Professional document destruction is a big step in ensuring your private information remains secure and unrecoverable. With that said it’s crucial that you partner with a document shredding provider who is qualified and offers service that directly complies with all privacy regulations. Almost all companies produce and circulate sensitive information, and improper disposal can not only compromise information, it can devalue your business, leak future business plans and customer details, ruin the trust of your customers and lastly, rack up an alarming amount of fines that can be difficult to recover from.
At AMS Store and Shred, we provide facility-based shredding services to several service areas in Illinois. We are NAID AAA Certified and commit to following the highest of industry standards at all times. Each of our document management processes is a reflection of the pertinent policies outlined under local and federal laws pertaining to customer privacy.
Our services comply with the following mandatory laws and regulations:
The Health Insurance Portability and Accountability Act (HIPAA) of 1996 mandates that healthcare facilities across the US act responsible in the secure electronic transmission of patient data, and the secure storage and disposal of that data.
The Fair and Accurate Credit Transaction Act (FACTA) of 2003 added new details to the federal Fair Credit Reporting Act, designed primarily to assist consumers combat the growing crime of identity theft.

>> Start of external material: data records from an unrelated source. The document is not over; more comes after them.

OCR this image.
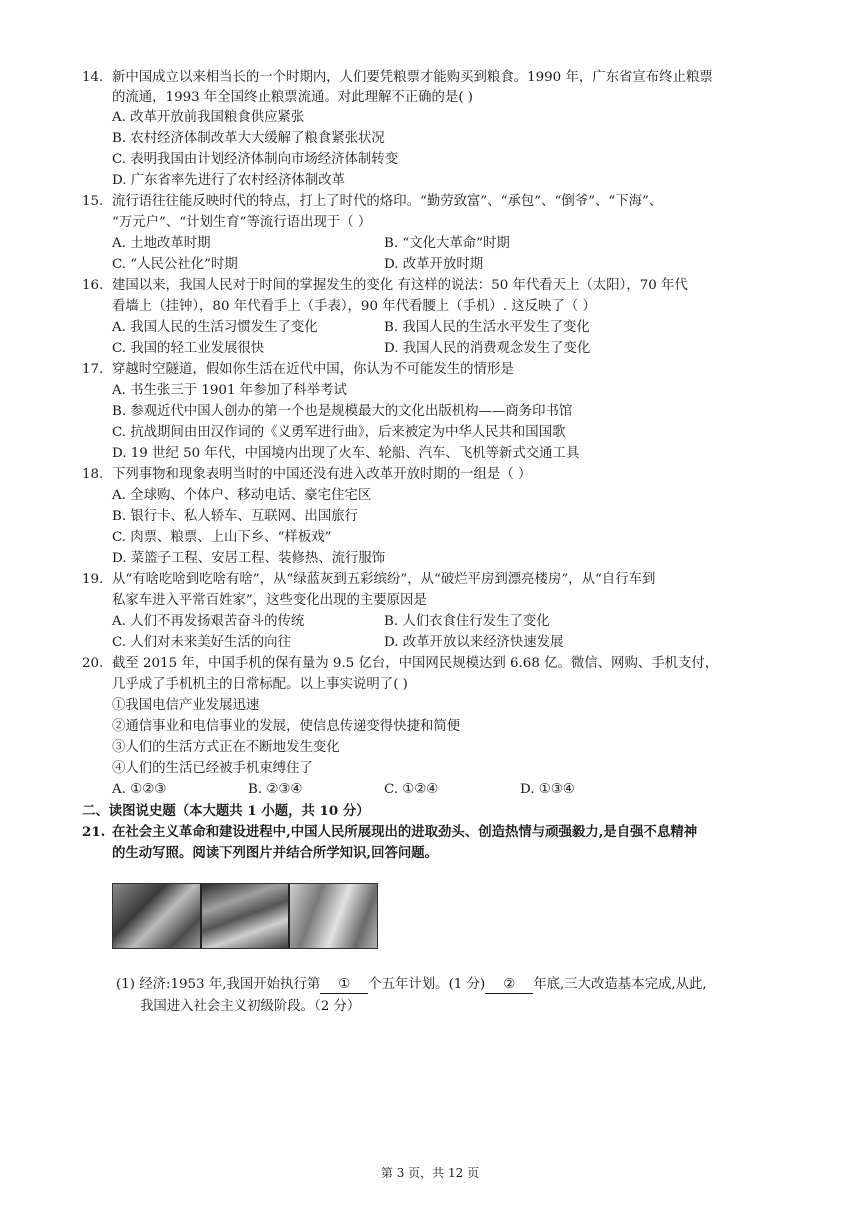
14. 新中国成立以来相当长的一个时期内，人们要凭粮票才能购买到粮食。1990 年，广东省宣布终止粮票
的流通，1993 年全国终止粮票流通。对此理解不正确的是( )
A. 改革开放前我国粮食供应紧张
B. 农村经济体制改革大大缓解了粮食紧张状况
C. 表明我国由计划经济体制向市场经济体制转变
D. 广东省率先进行了农村经济体制改革
15. 流行语往往能反映时代的特点，打上了时代的烙印。“勤劳致富”、“承包”、“倒爷”、“下海”、
“万元户”、“计划生育”等流行语出现于（ ）
A. 土地改革时期	B. “文化大革命”时期
C. “人民公社化”时期	D. 改革开放时期
16. 建国以来，我国人民对于时间的掌握发生的变化 有这样的说法：50 年代看天上（太阳），70 年代
看墙上（挂钟），80 年代看手上（手表），90 年代看腰上（手机）. 这反映了（ ）
A. 我国人民的生活习惯发生了变化	B. 我国人民的生活水平发生了变化
C. 我国的轻工业发展很快	D. 我国人民的消费观念发生了变化
17. 穿越时空隧道，假如你生活在近代中国，你认为不可能发生的情形是
A. 书生张三于 1901 年参加了科举考试
B. 参观近代中国人创办的第一个也是规模最大的文化出版机构——商务印书馆
C. 抗战期间由田汉作词的《义勇军进行曲》，后来被定为中华人民共和国国歌
D. 19 世纪 50 年代，中国境内出现了火车、轮船、汽车、飞机等新式交通工具
18. 下列事物和现象表明当时的中国还没有进入改革开放时期的一组是（ ）
A. 全球购、个体户、移动电话、豪宅住宅区
B. 银行卡、私人轿车、互联网、出国旅行
C. 肉票、粮票、上山下乡、“样板戏”
D. 菜篮子工程、安居工程、装修热、流行服饰
19. 从“有啥吃啥到吃啥有啥”，从“绿蓝灰到五彩缤纷”，从“破烂平房到漂亮楼房”，从“自行车到
私家车进入平常百姓家”，这些变化出现的主要原因是
A. 人们不再发扬艰苦奋斗的传统	B. 人们衣食住行发生了变化
C. 人们对未来美好生活的向往	D. 改革开放以来经济快速发展
20. 截至 2015 年，中国手机的保有量为 9.5 亿台，中国网民规模达到 6.68 亿。微信、网购、手机支付，
几乎成了手机机主的日常标配。以上事实说明了( )
①我国电信产业发展迅速
②通信事业和电信事业的发展，使信息传递变得快捷和简便
③人们的生活方式正在不断地发生变化
④人们的生活已经被手机束缚住了
A. ①②③	B. ②③④	C. ①②④	D. ①③④
二、读图说史题（本大题共 1 小题，共 10 分）
21. 在社会主义革命和建设进程中,中国人民所展现出的进取劲头、创造热情与顽强毅力,是自强不息精神
的生动写照。阅读下列图片并结合所学知识,回答问题。
(1) 经济:1953 年,我国开始执行第 ① 个五年计划。(1 分) ② 年底,三大改造基本完成,从此,
我国进入社会主义初级阶段。（2 分）
第 3 页，共 12 页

Accuracy, privacy, restrictions on information sharing, and new consumer rights to disclosure are included in FACTA.
The Gramm-Leach-Bliley Act (GLBA) Established in 1999, this law requires financial institutions throughout the U.S to safeguard the confidentiality and security of consumer data.

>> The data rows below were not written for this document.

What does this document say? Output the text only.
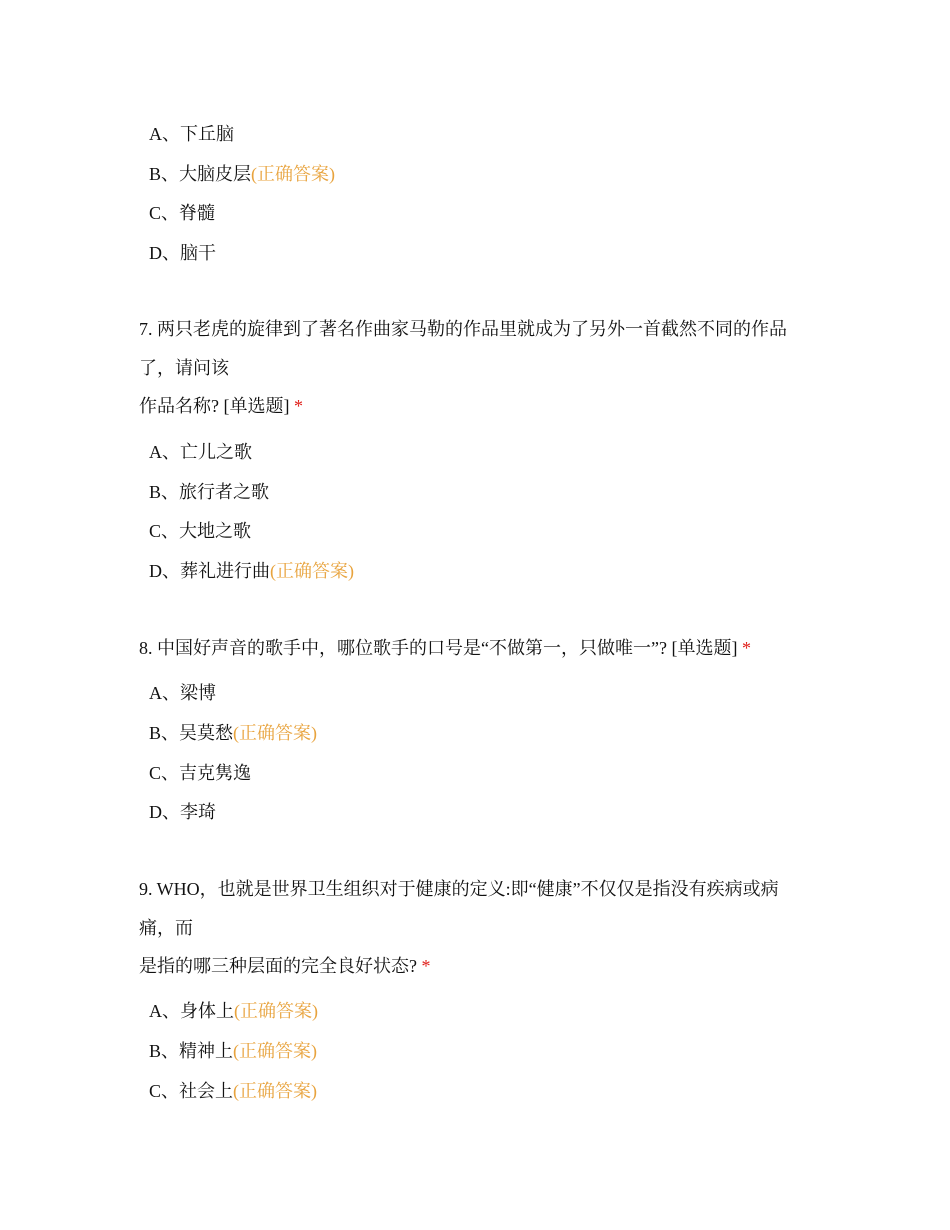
A、下丘脑
B、大脑皮层(正确答案)
C、脊髓
D、脑干
7. 两只老虎的旋律到了著名作曲家马勒的作品里就成为了另外一首截然不同的作品
了，请问该
作品名称? [单选题] *
A、亡儿之歌
B、旅行者之歌
C、大地之歌
D、葬礼进行曲(正确答案)
8. 中国好声音的歌手中，哪位歌手的口号是“不做第一，只做唯一”? [单选题] *
A、梁博
B、吴莫愁(正确答案)
C、吉克隽逸
D、李琦
9. WHO，也就是世界卫生组织对于健康的定义:即“健康”不仅仅是指没有疾病或病
痛，而
是指的哪三种层面的完全良好状态? *
A、身体上(正确答案)
B、精神上(正确答案)
C、社会上(正确答案)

HITECH Business Associates Agreement This agreement ensures medical offices, doctor’s offices and hospitals are required to have an agreement with their document shredding company, in regards to the disposal of PHI (Protected Health Information). The other key piece of the Business Associates Agreement is the agreement that organizations will take the necessary steps to implement suitable administrative, physical and technical safety processes.
The Economic Espionage Act (EEA) Established in 1996, this states that the theft of “all types of financial, business, scientific, technical, economic, or engineering information” from a business is deemed a crime. While compliance is not obligatory, should an occurrence take place, your business will be held liable if it cannot prove you took preventative measures in protecting sensitive information.

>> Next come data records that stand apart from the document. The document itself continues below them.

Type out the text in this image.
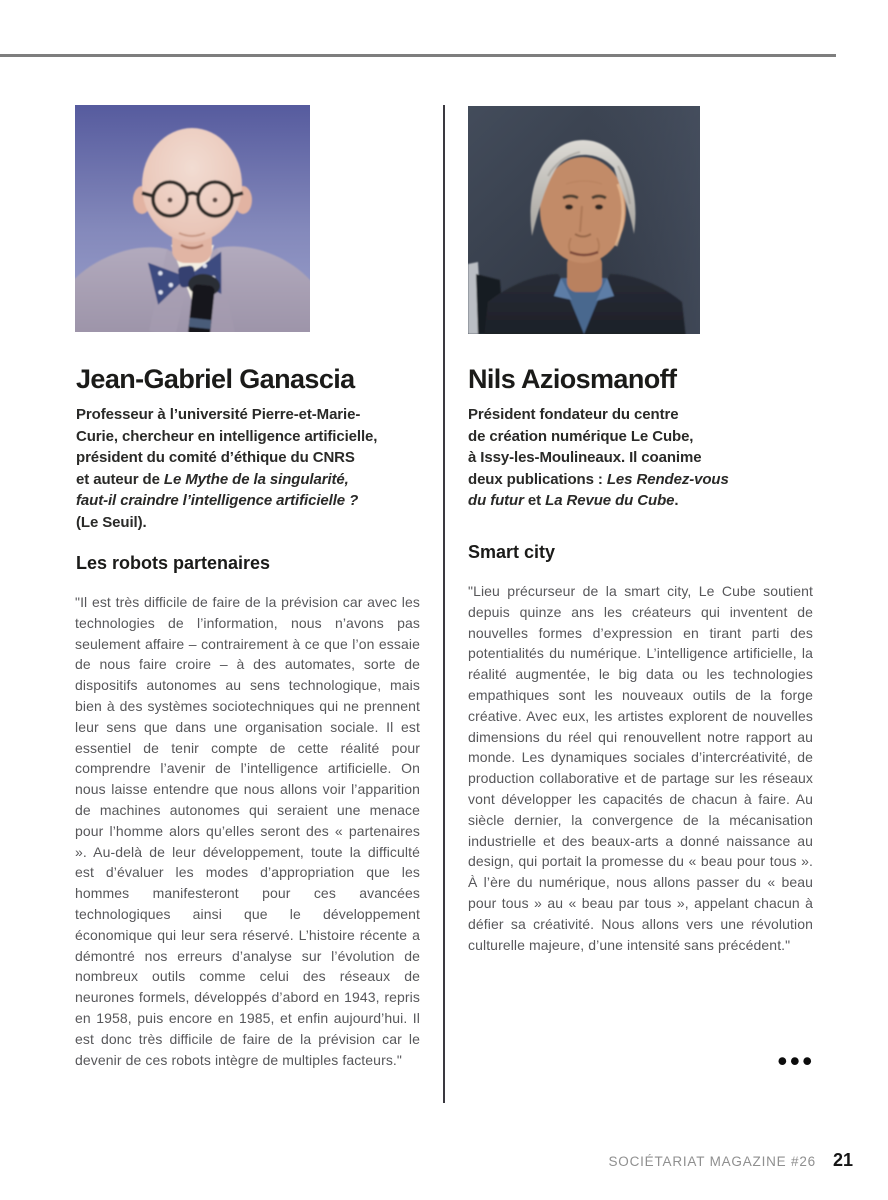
Jean-Gabriel Ganascia
Professeur à l’université Pierre-et-Marie-
Curie, chercheur en intelligence artificielle,
président du comité d’éthique du CNRS
et auteur de Le Mythe de la singularité,
faut-il craindre l’intelligence artificielle ?
(Le Seuil).
Les robots partenaires

"Il est très difficile de faire de la prévision car avec les technologies de l’information, nous n’avons pas seulement affaire – contrairement à ce que l’on essaie de nous faire croire – à des automates, sorte de dispositifs autonomes au sens technologique, mais bien à des systèmes sociotechniques qui ne prennent leur sens que dans une organisation sociale. Il est essentiel de tenir compte de cette réalité pour comprendre l’avenir de l’intelligence artificielle. On nous laisse entendre que nous allons voir l’apparition de machines autonomes qui seraient une menace pour l’homme alors qu’elles seront des « partenaires ». Au-delà de leur développement, toute la difficulté est d’évaluer les modes d’appropriation que les hommes manifesteront pour ces avancées technologiques ainsi que le développement économique qui leur sera réservé. L’histoire récente a démontré nos erreurs d’analyse sur l’évolution de nombreux outils comme celui des réseaux de neurones formels, développés d’abord en 1943, repris en 1958, puis encore en 1985, et enfin aujourd’hui. Il est donc très difficile de faire de la prévision car le devenir de ces robots intègre de multiples facteurs."

Nils Aziosmanoff
Président fondateur du centre
de création numérique Le Cube,
à Issy-les-Moulineaux. Il coanime
deux publications : Les Rendez-vous
du futur et La Revue du Cube.
Smart city

"Lieu précurseur de la smart city, Le Cube soutient depuis quinze ans les créateurs qui inventent de nouvelles formes d’expression en tirant parti des potentialités du numérique. L’intelligence artificielle, la réalité augmentée, le big data ou les technologies empathiques sont les nouveaux outils de la forge créative. Avec eux, les artistes explorent de nouvelles dimensions du réel qui renouvellent notre rapport au monde. Les dynamiques sociales d’intercréativité, de production collaborative et de partage sur les réseaux vont développer les capacités de chacun à faire. Au siècle dernier, la convergence de la mécanisation industrielle et des beaux-arts a donné naissance au design, qui portait la promesse du « beau pour tous ». À l’ère du numérique, nous allons passer du « beau pour tous » au « beau par tous », appelant chacun à défier sa créativité. Nous allons vers une révolution culturelle majeure, d’une intensité sans précédent."

•••
SOCIÉTARIAT MAGAZINE #26 21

The Sarbanes-Oxley Act (SOX) Enforced in 2002, this act (Also known as SOX) states that paper and electronic files must be stored for five years. It also requires that public organizations disclose and evaluate their internal procedures. As a result, this implies that an internal document retention and document destruction policy is vital to compliance.
Failing to comply with federal laws and regulations in relation to document destruction could lead to an array of legal consequences for your business and potentially, clients. Exposing confidential information puts an individual or company at significant risk of identity theft and fraud. Everything from names, addresses, phone numbers, to credit card numbers, social security numbers, and sensitive passwords need to remain 100% protected while stored and following disposal. It’s important to understand that if these records are ever leaked mistakenly and used for fraudulent purposes, you may be found liable and your reputation is bound to suffer.
If your reputation is compromised as a result, new potential customers will be leery of doing business with your organization. There are far too many financial hardships that can occur when you improperly dispose of sensitive information; the risks are simply not worth it. Turning to a reputable shredding service ensures you are safe from data breach and information theft.